- 667 Okunma
- 0 Yorum
- 0 Beğeni
ON DOKUZ MAYIS YAKLAŞIRKEN
ON DOKUZ MAYIS YAKLAŞIRKEN
On dokuz mayıs gençlik ve spor bayramı 20.06.1938 tarih ve 3466 sayılı kanunla Mustafa Kemal Atatürk tarafından resmi bayram olarak kabul edilmiştir. Bu kabul sonunda anma ve kutlama Türk gençliğine armağan edilerek ebedileştirilmiştir.
Türkiye’nin işgal altındaki güzide toprakları işgal devletlerinden temizlenip yeni bir devletin kurulması, temellerinin atıldığı, cumhuriyet ve demokrasi yönetimine kavuşturulmasının başlangıç günüdür 19 Mayıs 1919.
Günümüze kadar her yıl büyük coşkuyla vatanın en küçük birimlerinden en büyük yerleşim yeri şehirlerine kadar stadyumlarda ve meydanlarında kutlana gelinmiştir.Bu içinde bulunduğumuz zaman diliminde gaflet ve delalet içinde emperyalistlerin emir ve talimatları ile yönlendirilen acz içindeki yöneticiler Türk milletinin bu ve bunun gibi milli bayramlarımızı unutturmak, zihinlerden silip yok etmek basiretsizliği içine düşmüşlerdir.
Atatürk’ün Türk milletine armağan ettiği belli günlerin bayram olarak kutlanması, sanki Bolşevik ihtilalinde ki kominist Moskova bayramları gibi tek merkezde kutlanma veya anma hastalığına düşülmüştür. Ankara’da kendi hükümetlerinin propaganda boy gösterme siyasetine dönüştürülmek istenmektedir. Böyle milli bayram kutlamaları olmaz. Böyle bayramlar memleketin her tarafında bu törenlerle gurur duyan ve duyacak Türk halkı ile beraber coşku içinde kutlanır. Eğer böyle olursa milli olur ve değer taşır.

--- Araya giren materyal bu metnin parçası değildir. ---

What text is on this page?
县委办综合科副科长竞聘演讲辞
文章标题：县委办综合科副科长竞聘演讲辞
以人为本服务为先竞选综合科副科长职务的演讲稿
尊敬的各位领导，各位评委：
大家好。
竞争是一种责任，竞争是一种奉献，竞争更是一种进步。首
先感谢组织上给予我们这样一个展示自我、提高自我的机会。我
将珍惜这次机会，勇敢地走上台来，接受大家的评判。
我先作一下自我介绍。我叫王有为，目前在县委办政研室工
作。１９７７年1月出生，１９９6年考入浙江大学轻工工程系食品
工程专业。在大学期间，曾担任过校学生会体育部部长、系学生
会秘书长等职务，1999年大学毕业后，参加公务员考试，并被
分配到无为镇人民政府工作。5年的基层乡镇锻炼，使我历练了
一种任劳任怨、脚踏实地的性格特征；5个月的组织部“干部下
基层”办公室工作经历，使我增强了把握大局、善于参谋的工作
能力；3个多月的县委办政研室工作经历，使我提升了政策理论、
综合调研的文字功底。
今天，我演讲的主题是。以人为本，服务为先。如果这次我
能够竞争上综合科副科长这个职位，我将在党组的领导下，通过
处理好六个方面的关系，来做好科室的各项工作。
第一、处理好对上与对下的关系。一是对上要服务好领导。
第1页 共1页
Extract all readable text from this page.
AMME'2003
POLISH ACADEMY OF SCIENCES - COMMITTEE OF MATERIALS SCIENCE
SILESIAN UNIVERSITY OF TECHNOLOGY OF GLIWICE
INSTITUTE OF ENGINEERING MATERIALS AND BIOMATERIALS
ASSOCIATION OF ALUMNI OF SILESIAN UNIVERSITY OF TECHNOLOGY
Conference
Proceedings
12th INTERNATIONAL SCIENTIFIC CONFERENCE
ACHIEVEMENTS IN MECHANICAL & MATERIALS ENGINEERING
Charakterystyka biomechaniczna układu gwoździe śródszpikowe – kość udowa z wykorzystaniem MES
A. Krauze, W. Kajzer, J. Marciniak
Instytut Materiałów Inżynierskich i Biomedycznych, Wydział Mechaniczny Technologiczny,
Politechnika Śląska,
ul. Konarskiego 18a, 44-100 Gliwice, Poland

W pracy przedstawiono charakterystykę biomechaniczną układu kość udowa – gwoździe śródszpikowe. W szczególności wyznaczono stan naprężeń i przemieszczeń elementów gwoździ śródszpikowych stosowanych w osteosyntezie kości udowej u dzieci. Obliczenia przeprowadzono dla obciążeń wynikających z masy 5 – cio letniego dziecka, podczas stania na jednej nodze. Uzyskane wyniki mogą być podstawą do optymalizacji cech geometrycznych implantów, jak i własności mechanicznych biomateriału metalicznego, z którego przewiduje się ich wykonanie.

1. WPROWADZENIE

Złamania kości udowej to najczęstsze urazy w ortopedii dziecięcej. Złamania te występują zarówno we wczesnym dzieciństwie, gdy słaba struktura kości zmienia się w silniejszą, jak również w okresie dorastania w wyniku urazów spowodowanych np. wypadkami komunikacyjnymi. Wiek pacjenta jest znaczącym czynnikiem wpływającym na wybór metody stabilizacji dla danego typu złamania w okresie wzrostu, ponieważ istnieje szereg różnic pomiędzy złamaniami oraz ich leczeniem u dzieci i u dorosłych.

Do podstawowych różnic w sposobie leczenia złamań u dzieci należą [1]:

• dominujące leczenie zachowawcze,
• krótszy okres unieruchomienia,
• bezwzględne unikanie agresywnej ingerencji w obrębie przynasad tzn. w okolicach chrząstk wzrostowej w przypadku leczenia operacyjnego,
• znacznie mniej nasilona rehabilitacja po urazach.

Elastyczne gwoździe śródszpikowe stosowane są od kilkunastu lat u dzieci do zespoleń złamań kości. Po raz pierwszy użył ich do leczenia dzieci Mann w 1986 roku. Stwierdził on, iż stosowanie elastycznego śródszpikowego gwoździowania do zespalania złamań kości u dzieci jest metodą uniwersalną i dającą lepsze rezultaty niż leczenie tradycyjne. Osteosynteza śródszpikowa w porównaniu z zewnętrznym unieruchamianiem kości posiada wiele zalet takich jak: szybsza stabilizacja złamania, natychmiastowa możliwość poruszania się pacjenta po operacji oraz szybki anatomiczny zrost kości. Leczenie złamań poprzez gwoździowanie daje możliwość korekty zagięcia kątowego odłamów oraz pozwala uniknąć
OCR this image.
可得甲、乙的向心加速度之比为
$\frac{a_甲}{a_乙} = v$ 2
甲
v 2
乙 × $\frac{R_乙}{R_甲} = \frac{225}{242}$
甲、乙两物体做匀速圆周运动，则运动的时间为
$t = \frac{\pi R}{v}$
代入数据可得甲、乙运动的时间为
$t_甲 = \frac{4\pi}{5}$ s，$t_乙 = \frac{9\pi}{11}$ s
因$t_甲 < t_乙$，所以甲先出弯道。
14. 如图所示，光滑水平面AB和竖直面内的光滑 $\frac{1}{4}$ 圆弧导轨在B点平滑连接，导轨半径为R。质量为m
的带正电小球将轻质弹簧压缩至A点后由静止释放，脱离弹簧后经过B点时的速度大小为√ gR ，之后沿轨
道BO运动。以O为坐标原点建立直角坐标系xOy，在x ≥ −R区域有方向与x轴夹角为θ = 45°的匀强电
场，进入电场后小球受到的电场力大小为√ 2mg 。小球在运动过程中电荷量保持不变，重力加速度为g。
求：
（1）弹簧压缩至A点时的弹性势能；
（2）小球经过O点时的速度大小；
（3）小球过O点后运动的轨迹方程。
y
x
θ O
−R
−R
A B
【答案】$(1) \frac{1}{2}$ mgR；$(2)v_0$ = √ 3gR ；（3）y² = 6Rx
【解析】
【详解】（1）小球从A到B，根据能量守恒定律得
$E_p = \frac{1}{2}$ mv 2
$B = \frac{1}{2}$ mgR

Türk kelimesini anmaktan ve gururla Türküm demekten imtina edenler Cumhuriyet’in getirdiği tüm değer ve ekonomik kazanımları birer birer ona buna pazarlayıp peşkeş çekip yok ediyorlar. Devleti borç batağına sıcak para tuzağına ve cari açığı bütçe seviyesine kadar yükseltenler her şeyi pazarlama hastalığına düşmüş durumdalar. Temelleri çatırdayan devleti süslü reklam söylemlerle cilalı palavra nutuklar ile halkın beginisine sunanlar bilmiyor ki devletin içini yemiş karpuza döndüğünü.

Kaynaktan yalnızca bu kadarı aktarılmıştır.